Last Dance macOS download
Solves a persistent macOS bug where SMB file sharing becomes unresponsive after restart. It automatically disables file sharing before shutdown and re-enables it at login. No worries.
Localmost macOS
Spin up a local HTTP server by dragging a folder onto your menu bar. Multiple servers, automatic port assignment, access logs, and directory listings—all managed from a clean native interface.
Mojibaker iOS free
Create profile pictures with your choice of colours, gradients, images, then overlay emoji, genomji, memoji or stickers. Type a mood to get colour suggestions, compose your design, save presets, and export at high resolution.
Octoping macOS
GitHub notifications in your Mac menu bar. See what needs attention, grouped by repository with colour-coded icons matching github.com. Mark items as read or open them in your browser.
PaperTrail iOS
Full TaskPaper editing on iOS. Projects, tasks, notes, and tags with a powerful search query language, collapsible projects, widgets, and more. Syncs via iCloud and works with TaskPaper on Mac.
Seeports macOS
Shows every TCP port listening on your Mac from the menu bar. Ports are automatically grouped by service—Docker, OrbStack, Kubernetes, and more. Copy a localhost URL, open in browser, search for info on unknown ports, or terminate a rogue process.
Spindle macOS TestFlight
Raw device access for byte-accurate CD and DVD extraction, with support for hybrid ISO 9660/HFS discs and triple hashing for verification. Rip from multiple drives simultaneously.
Stapler macOS free
Bundle related files into logical projects without moving anything. Opening a single .stapled document opens your artwork, code, todo list, and your reference docs—all at once.
Tabulator macOS
A bird’s-eye view of every Safari tab across local windows, tab groups, cloud tabs, and bookmarks. Search, sort, tag, export, and manage tabs from one place. Includes a vertical tabs mode, Safari extension to show open tab count, and automatic daily backup with easy restore.
Tsundoku macOS
Quick access bookmarking for self-hosted services. A global hotkey captures the URL and title from your browser, suggests tags, and posts to Linkding, Raindrop, Shaarli, LinkAce, Karakeep, or Wallabag.
Vanishing Point macOS
Perspective correction for photos and images. Four correction tools with Apple Vision auto-detection, 256+ aspect ratio presets, background removal via Vision framework, colour sampling, plus image adjustments. Export as PNG, JPG, or TIFF. QuickLook and Finder Thumbnails are supported.
Wavelet macOS
Sound effect generator powered by synthesis, based on classic sfxr. One-click presets for laser zaps, coin pickups, explosions, and more. Layer multiple sounds with the built-in mixer and export as WAV, or as code in Lua, or Swift.

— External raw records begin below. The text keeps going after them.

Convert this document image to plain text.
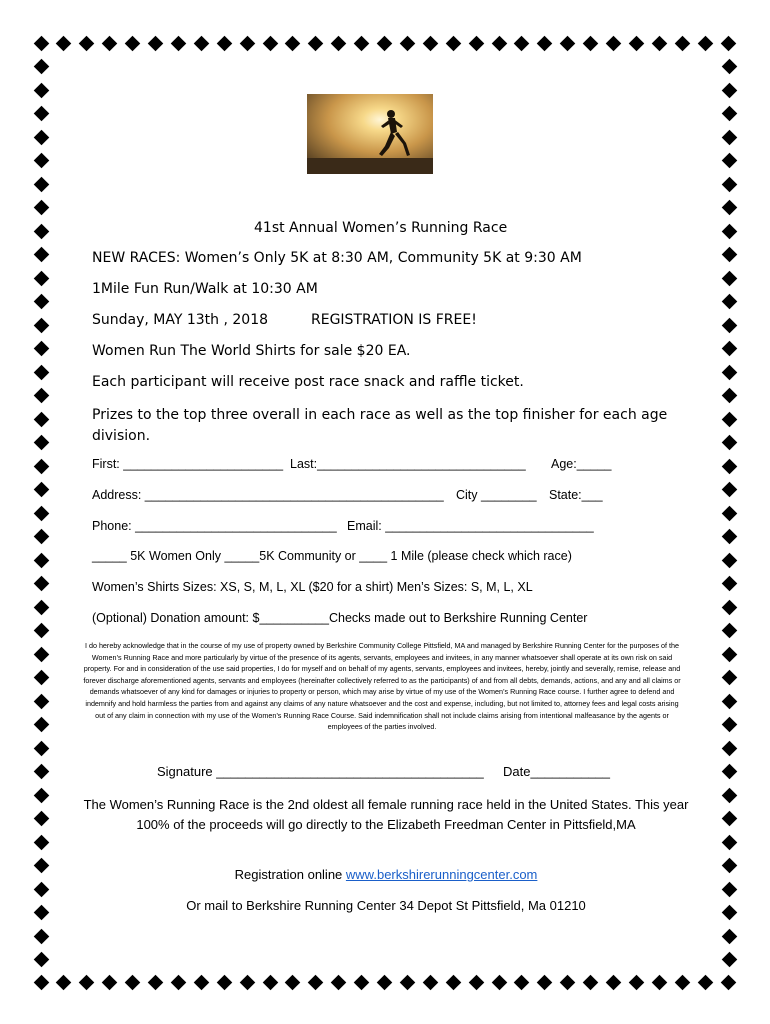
41st Annual Women’s Running Race
NEW RACES: Women’s Only 5K at 8:30 AM, Community 5K at 9:30 AM
1Mile Fun Run/Walk at 10:30 AM
Sunday, MAY 13th , 2018	REGISTRATION IS FREE!
Women Run The World Shirts for sale $20 EA.
Each participant will receive post race snack and raffle ticket.
Prizes to the top three overall in each race as well as the top finisher for each age division.
First: _______________________ Last:______________________________ Age:_____
Address: ___________________________________________ City ________ State:___
Phone: _____________________________ Email: ______________________________
_____ 5K Women Only _____5K Community or ____ 1 Mile (please check which race)
Women’s Shirts Sizes: XS, S, M, L, XL ($20 for a shirt) Men’s Sizes: S, M, L, XL
(Optional) Donation amount: $__________Checks made out to Berkshire Running Center
I do hereby acknowledge that in the course of my use of property owned by Berkshire Community College Pittsfield, MA and managed by Berkshire Running Center for the purposes of the Women’s Running Race and more particularly by virtue of the presence of its agents, servants, employees and invitees, in any manner whatsoever shall operate at its own risk on said property. For and in consideration of the use said properties, I do for myself and on behalf of my agents, servants, employees and invitees, hereby, jointly and severally, remise, release and forever discharge aforementioned agents, servants and employees (hereinafter collectively referred to as the participants) of and from all debts, demands, actions, and any and all claims or demands whatsoever of any kind for damages or injuries to property or person, which may arise by virtue of my use of the Women’s Running Race course. I further agree to defend and indemnify and hold harmless the parties from and against any claims of any nature whatsoever and the cost and expense, including, but not limited to, attorney fees and legal costs arising out of any claim in connection with my use of the Women’s Running Race Course. Said indemnification shall not include claims arising from intentional malfeasance by the agents or employees of the parties involved.
Signature _____________________________________ Date___________
The Women’s Running Race is the 2nd oldest all female running race held in the United States. This year 100% of the proceeds will go directly to the Elizabeth Freedman Center in Pittsfield,MA
Registration online www.berkshirerunningcenter.com
Or mail to Berkshire Running Center 34 Depot St Pittsfield, Ma 01210
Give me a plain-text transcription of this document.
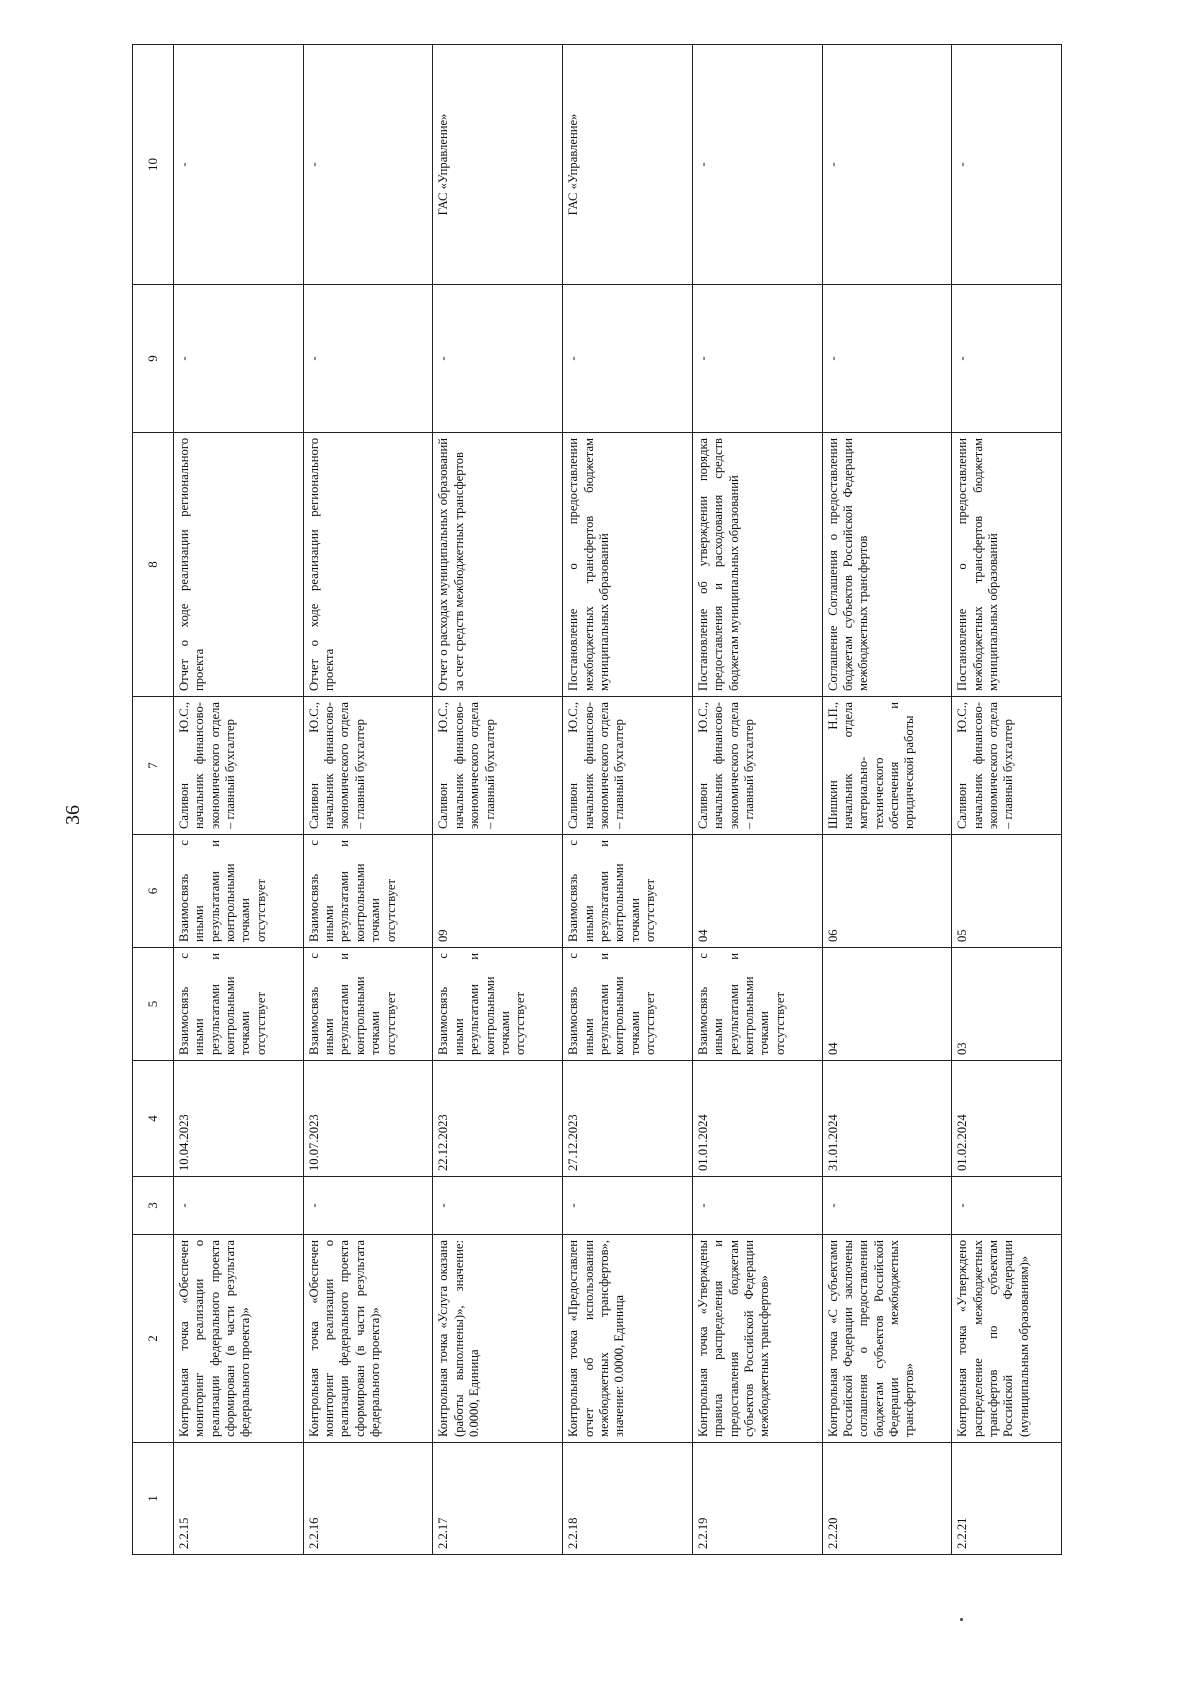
36
1	2	3	4	5	6	7	8	9	10
2.2.15	Контрольная точка «Обеспечен мониторинг реализации о реализации федерального проекта сформирован (в части результата федерального проекта)»	-	10.04.2023	Взаимосвязь с иными результатами и контрольными точками отсутствует	Взаимосвязь с иными результатами и контрольными точками отсутствует	Саливон Ю.С., начальник финансово-экономического отдела – главный бухгалтер	Отчет о ходе реализации регионального проекта	-	-
2.2.16	Контрольная точка «Обеспечен мониторинг реализации о реализации федерального проекта сформирован (в части результата федерального проекта)»	-	10.07.2023	Взаимосвязь с иными результатами и контрольными точками отсутствует	Взаимосвязь с иными результатами и контрольными точками отсутствует	Саливон Ю.С., начальник финансово-экономического отдела – главный бухгалтер	Отчет о ходе реализации регионального проекта	-	-
2.2.17	Контрольная точка «Услуга оказана (работы выполнены)», значение: 0.0000, Единица	-	22.12.2023	Взаимосвязь с иными результатами и контрольными точками отсутствует	09	Саливон Ю.С., начальник финансово-экономического отдела – главный бухгалтер	Отчет о расходах муниципальных образований за счет средств межбюджетных трансфертов	-	ГАС «Управление»
2.2.18	Контрольная точка «Предоставлен отчет об использовании межбюджетных трансфертов», значение: 0.0000, Единица	-	27.12.2023	Взаимосвязь с иными результатами и контрольными точками отсутствует	Взаимосвязь с иными результатами и контрольными точками отсутствует	Саливон Ю.С., начальник финансово-экономического отдела – главный бухгалтер	Постановление о предоставлении межбюджетных трансфертов бюджетам муниципальных образований	-	ГАС «Управление»
2.2.19	Контрольная точка «Утверждены правила распределения и предоставления бюджетам субъектов Российской Федерации межбюджетных трансфертов»	-	01.01.2024	Взаимосвязь с иными результатами и контрольными точками отсутствует	04	Саливон Ю.С., начальник финансово-экономического отдела – главный бухгалтер	Постановление об утверждении порядка предоставления и расходования средств бюджетам муниципальных образований	-	-
2.2.20	Контрольная точка «С субъектами Российской Федерации заключены соглашения о предоставлении бюджетам субъектов Российской Федерации межбюджетных трансфертов»	-	31.01.2024	04	06	Шишкин Н.П., начальник отдела материально-технического обеспечения и юридической работы	Соглашение Соглашения о предоставлении бюджетам субъектов Российской Федерации межбюджетных трансфертов	-	-
2.2.21	Контрольная точка «Утверждено распределение межбюджетных трансфертов по субъектам Российской Федерации (муниципальным образованиям)»	-	01.02.2024	03	05	Саливон Ю.С., начальник финансово-экономического отдела – главный бухгалтер	Постановление о предоставлении межбюджетных трансфертов бюджетам муниципальных образований	-	-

“Fits on a Floppy” Screensaver macOS download free
And finally, technically, the 21st release: a macOS screen saver inspired by After Dark and its classic Flying Toasters. It features flying disks that do barrel rolls and spins as they drift across your screen. Thanks to my friend Jason Morley for the idea, which I built while waiting for App Store Review to finish processing the rest. To make this easier, I upgraded the old test harness I built for my Today screensaver back in 2009.